The thing was, if the other gang had killed Eldon, why didn’t Gary want to launch some sort of counterattack? Even Payne and the others were puzzling over that one. “It’s time to be reasonable,” Gary said. “We need to come to some sort of a whatchamacallit, an accommodation.”
Accommodation my ass,
Miranda thought
.
She could have gone to the cops with her suspicions. That detective, Cherry was his name, he’d been around asking questions, but he didn’t seem to be getting anywhere. She could talk to him, tell him
, Yeah, Gary did that other guy, but he did Eldon too, because he was getting too uppity, too big for his britches. Followed him around until he could do him the same way he did Grant Delmonico.
She could have done that. She could have gone to the cops.
But she decided not to. She decided on another course of action.
The tough part would be pretending to get over it. Pretending to believe Gary’s version of events. Pretending to accept Gary’s argument that retaliation was not the wisest course of action.
Pretending to go along.
But you did what you had to do.
So she kept on working at the Kickstart. Managing the money. The legit and the not so legit. Moving it here, moving it there.
Moving it to a few new places.
It wasn’t even all that difficult. Phony invoices worked best.

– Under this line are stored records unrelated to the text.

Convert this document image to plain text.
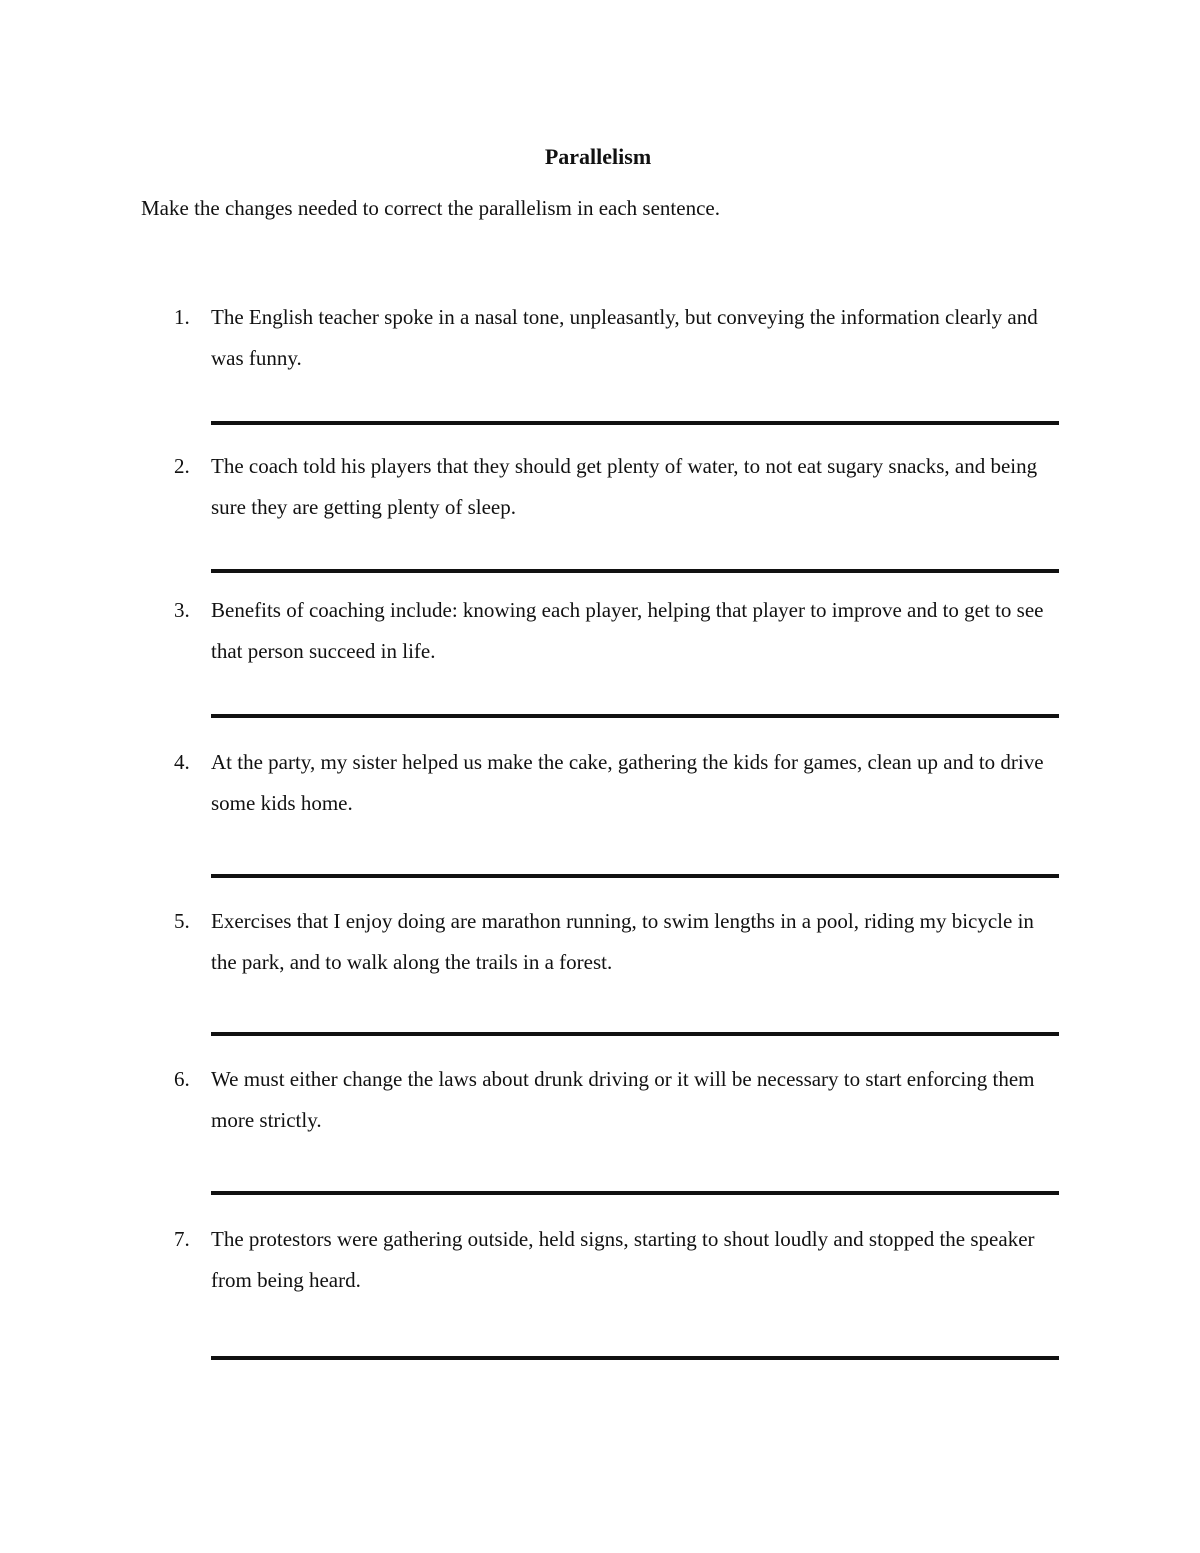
Parallelism
Make the changes needed to correct the parallelism in each sentence.
1. The English teacher spoke in a nasal tone, unpleasantly, but conveying the information clearly and was funny.
2. The coach told his players that they should get plenty of water, to not eat sugary snacks, and being sure they are getting plenty of sleep.
3. Benefits of coaching include: knowing each player, helping that player to improve and to get to see that person succeed in life.
4. At the party, my sister helped us make the cake, gathering the kids for games, clean up and to drive some kids home.
5. Exercises that I enjoy doing are marathon running, to swim lengths in a pool, riding my bicycle in the park, and to walk along the trails in a forest.
6. We must either change the laws about drunk driving or it will be necessary to start enforcing them more strictly.
7. The protestors were gathering outside, held signs, starting to shout loudly and stopped the speaker from being heard.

You drew up a fake bill, you paid it. Except the fake company didn’t exactly have a bank account. But you did.
Once she had enough, she’d be gone. Just wouldn’t come to work one day. She’d take Katie and off they’d go, with more than enough cash to start new lives, with new names, in a new location.
She was doing it for Katie.
This was no kind of world in which to raise a little girl. In a world full of drugs and strippers and hookers and bikers who shoved people into the front of trains. She was going to get out.
And when she did, she was going to rip off this miserable fucker for everything she could.
Except one night, before she had all that she needed, there was a problem. A situation that made it very difficult to go on pretending.
It was after hours at the Kickstart. Katie was with the sitter. Miranda was counting receipts from the night, doing what she always did. And working some new financial magic, shaving off a bit of money into this account here, that account there. Gary, he couldn’t count his own fingers and toes if his life depended on it.
They’re all in the upstairs office, Miranda at her computer, the guys sitting around drinking. The girls—not just the strippers and waitresses from downstairs, but the ones giving blowjobs upstairs as well—have all gone home.
Eldridge and Zane, they’re drunk. Payne’s catching up. Gary’s there too, and his dimwitted friend Leo, the one he treats like a little brother. All a bit giddy. Made a lot of money tonight. There’s piles of cash on the tables. Some obscure Doobie Brothers song, “I Cheat the Hangman,” playing on the radio.